Кнышев медленно отхлебывал чай, помаргивая. Бартак, опасаясь, что он не понял Аршина, перевел. Вагон громыхал по рельсам, качался из стороны в сторону. Кнышев пристально глядел на Беду.
— Это долгий разговор, товарищ, — сказал он наконец. — Об этом надо будет поскорее поговорить в спокойной обстановке. Когда вы были взяты в плен?
— В пятнадцатом, под Львовом.
Петник и Шама за спиной Ганзы начали тихо смеяться.
— Сейчас он и комиссару покажет, где его нагайкой поцеловали, — прошептал Шама Костке, который не понял, чего они хихикают.
— Понимаю, вы как пленные мало что могли видеть, — сказал Кнышев, — но не так уж много укрылось от вас. Не каждый украинец, русский понял, что даст ему победившая революция, и до сих пор многие не решаются положить на алтарь будущего страх перед кнутом. — Кнышев почесал широкий заросший подбородок и отвел с губ длинные светлые усы. — Хотите послушать немного о прошлом нашего народа?
— Зачем спрашивать, товарищ, — сказал Конядра, — Мы ведь потом тоже будем рассказывать.
Натан Федорович Кнышев весело усмехнулся:
— Вам нужен протокол вскрытия, так? Хорошо.

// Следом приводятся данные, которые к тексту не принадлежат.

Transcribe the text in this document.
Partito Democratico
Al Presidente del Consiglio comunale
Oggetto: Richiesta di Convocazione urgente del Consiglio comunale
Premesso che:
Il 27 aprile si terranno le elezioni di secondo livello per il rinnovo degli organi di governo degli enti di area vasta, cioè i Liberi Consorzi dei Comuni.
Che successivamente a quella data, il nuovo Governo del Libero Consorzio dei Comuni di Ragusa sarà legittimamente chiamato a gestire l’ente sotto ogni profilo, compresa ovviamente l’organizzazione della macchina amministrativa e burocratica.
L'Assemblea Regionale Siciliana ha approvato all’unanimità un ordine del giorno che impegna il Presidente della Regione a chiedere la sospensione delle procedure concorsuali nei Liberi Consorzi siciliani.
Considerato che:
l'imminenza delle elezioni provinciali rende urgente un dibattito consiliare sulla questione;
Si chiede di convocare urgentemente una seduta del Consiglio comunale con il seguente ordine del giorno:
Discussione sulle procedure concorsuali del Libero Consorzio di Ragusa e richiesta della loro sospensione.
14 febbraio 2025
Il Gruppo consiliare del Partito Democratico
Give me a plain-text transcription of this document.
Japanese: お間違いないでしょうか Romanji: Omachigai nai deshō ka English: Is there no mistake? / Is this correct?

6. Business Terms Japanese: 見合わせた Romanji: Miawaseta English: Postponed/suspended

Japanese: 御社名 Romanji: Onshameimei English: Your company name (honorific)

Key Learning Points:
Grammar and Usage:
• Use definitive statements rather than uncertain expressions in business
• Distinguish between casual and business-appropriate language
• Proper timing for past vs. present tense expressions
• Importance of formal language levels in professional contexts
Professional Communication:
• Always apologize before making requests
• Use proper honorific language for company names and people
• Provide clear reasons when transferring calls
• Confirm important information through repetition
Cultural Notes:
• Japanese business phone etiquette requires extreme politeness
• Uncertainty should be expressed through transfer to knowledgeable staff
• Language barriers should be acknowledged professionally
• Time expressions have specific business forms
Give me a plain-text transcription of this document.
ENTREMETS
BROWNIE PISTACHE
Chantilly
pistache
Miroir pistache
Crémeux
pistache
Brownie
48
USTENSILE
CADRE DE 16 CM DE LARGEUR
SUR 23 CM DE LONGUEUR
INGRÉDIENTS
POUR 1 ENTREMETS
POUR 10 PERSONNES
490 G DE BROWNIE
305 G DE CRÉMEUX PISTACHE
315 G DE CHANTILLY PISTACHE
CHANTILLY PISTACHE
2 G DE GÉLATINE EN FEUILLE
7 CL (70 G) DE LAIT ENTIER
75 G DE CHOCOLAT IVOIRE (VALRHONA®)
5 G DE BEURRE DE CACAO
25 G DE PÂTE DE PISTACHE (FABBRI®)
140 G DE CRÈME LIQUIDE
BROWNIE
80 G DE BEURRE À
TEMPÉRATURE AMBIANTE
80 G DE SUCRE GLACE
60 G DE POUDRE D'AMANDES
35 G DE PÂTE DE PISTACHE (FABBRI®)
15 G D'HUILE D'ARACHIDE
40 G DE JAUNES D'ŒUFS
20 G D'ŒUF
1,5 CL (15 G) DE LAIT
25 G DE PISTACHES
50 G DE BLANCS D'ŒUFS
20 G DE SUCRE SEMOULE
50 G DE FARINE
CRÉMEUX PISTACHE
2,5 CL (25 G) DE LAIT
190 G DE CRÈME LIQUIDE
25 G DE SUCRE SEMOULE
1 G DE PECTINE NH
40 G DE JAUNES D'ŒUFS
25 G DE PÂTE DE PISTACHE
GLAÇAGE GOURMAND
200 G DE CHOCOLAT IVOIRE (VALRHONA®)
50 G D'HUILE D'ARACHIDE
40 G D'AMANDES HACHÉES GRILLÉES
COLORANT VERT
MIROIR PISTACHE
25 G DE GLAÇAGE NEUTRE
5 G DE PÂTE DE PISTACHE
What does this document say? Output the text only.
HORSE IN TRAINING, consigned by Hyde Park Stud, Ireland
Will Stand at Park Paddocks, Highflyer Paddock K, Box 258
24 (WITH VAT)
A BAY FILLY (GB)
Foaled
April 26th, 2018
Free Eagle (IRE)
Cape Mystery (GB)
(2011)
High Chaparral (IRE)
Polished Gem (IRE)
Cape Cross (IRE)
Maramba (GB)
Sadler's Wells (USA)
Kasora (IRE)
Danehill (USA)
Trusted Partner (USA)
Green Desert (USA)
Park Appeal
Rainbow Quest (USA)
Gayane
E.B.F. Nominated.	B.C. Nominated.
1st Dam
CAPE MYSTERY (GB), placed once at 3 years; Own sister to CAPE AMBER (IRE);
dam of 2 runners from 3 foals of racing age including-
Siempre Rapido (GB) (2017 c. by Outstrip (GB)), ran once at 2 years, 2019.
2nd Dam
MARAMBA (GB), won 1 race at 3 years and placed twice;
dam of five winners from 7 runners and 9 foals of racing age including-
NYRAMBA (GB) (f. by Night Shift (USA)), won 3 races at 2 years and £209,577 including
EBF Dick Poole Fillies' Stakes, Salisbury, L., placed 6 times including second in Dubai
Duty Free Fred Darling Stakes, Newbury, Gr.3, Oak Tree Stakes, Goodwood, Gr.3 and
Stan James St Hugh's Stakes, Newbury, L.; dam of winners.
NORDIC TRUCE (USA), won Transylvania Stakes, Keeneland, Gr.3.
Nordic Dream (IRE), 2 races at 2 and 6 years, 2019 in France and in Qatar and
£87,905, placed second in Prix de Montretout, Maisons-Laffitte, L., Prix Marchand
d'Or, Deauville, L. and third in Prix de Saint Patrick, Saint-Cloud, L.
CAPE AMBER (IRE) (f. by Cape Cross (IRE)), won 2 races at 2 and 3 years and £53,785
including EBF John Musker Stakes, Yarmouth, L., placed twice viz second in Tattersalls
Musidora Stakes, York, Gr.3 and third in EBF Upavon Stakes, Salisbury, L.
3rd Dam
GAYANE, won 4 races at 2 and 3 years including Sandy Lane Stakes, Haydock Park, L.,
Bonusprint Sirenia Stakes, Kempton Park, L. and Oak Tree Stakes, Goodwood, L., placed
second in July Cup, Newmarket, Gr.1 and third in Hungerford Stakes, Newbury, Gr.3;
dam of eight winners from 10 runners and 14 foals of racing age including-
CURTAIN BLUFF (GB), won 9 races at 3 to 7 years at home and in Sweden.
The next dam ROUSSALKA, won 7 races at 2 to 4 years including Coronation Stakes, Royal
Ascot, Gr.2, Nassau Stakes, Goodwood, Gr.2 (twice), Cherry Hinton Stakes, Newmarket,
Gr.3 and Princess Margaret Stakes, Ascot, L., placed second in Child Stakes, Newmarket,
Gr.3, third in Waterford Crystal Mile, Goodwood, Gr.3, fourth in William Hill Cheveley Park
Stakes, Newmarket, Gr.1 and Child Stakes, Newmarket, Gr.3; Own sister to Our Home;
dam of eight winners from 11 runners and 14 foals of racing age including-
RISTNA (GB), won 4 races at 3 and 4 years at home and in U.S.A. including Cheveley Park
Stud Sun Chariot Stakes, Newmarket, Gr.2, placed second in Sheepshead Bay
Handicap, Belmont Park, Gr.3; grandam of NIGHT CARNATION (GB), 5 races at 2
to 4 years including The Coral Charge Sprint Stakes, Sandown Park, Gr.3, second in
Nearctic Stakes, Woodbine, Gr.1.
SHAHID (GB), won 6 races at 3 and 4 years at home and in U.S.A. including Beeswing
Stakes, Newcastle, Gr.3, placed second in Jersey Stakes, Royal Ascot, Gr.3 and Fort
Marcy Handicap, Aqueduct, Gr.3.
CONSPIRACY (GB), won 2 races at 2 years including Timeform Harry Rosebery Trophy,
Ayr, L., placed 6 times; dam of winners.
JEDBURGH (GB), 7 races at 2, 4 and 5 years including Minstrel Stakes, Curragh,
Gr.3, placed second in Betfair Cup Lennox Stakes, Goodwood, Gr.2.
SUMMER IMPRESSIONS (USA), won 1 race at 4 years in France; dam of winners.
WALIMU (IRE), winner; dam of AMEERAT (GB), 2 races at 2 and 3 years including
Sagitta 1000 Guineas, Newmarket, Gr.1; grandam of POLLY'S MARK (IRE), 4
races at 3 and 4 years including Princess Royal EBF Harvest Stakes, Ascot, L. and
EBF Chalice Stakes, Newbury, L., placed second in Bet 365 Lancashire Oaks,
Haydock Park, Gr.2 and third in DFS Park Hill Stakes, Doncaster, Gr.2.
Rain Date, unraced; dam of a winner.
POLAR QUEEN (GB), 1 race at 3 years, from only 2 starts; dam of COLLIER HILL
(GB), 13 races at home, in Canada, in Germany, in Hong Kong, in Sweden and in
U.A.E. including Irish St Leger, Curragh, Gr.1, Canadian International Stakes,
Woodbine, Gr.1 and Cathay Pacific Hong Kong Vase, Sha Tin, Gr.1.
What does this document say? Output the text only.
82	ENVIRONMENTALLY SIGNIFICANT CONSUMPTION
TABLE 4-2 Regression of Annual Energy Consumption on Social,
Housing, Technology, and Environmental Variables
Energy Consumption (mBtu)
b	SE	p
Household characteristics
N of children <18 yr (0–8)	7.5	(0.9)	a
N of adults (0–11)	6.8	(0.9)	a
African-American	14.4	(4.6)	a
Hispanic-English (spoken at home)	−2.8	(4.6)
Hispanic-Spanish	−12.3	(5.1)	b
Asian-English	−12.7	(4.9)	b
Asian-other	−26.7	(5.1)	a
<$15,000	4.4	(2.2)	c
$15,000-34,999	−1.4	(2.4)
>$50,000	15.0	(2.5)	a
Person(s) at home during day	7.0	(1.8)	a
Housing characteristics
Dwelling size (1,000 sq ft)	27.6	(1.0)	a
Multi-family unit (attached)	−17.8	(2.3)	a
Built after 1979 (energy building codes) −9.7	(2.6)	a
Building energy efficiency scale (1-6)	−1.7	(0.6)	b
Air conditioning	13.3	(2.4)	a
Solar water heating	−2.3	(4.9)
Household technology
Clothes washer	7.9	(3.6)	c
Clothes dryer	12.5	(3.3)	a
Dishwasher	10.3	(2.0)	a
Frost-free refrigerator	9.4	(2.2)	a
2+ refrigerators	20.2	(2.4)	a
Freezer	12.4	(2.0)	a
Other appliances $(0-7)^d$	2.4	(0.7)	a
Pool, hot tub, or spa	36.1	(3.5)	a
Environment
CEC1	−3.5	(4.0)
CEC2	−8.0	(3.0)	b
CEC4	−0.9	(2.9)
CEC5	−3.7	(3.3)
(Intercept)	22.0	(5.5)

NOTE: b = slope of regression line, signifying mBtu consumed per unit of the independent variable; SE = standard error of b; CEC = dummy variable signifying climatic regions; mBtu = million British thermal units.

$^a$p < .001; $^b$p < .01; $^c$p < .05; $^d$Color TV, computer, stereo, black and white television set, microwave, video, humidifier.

Очень хорошо. — Кнышев допил чай, отдал чашку Шаме и начал.
Он рассказал о жизни в дворянских поместьях на Украине и в России, о том, как жили в городах, в каких условиях работали люди на заводах и фабриках. Рассказал о войске казачьем и о власти атаманов. Он говорил медленно, чтобы его понимали, и то и дело оговаривался, что скоро научится по-чешски.
— У нас нисколько не лучше, товарищ комиссар, — отозвался Ян Шама, — только здешний мужик знал лекарство против этого, знала его и казацкая беднота. А мы тоже так жили и знаем, к каким мыслям приходит человек, если его каждый день кормить кашей из прогорклой гречихи.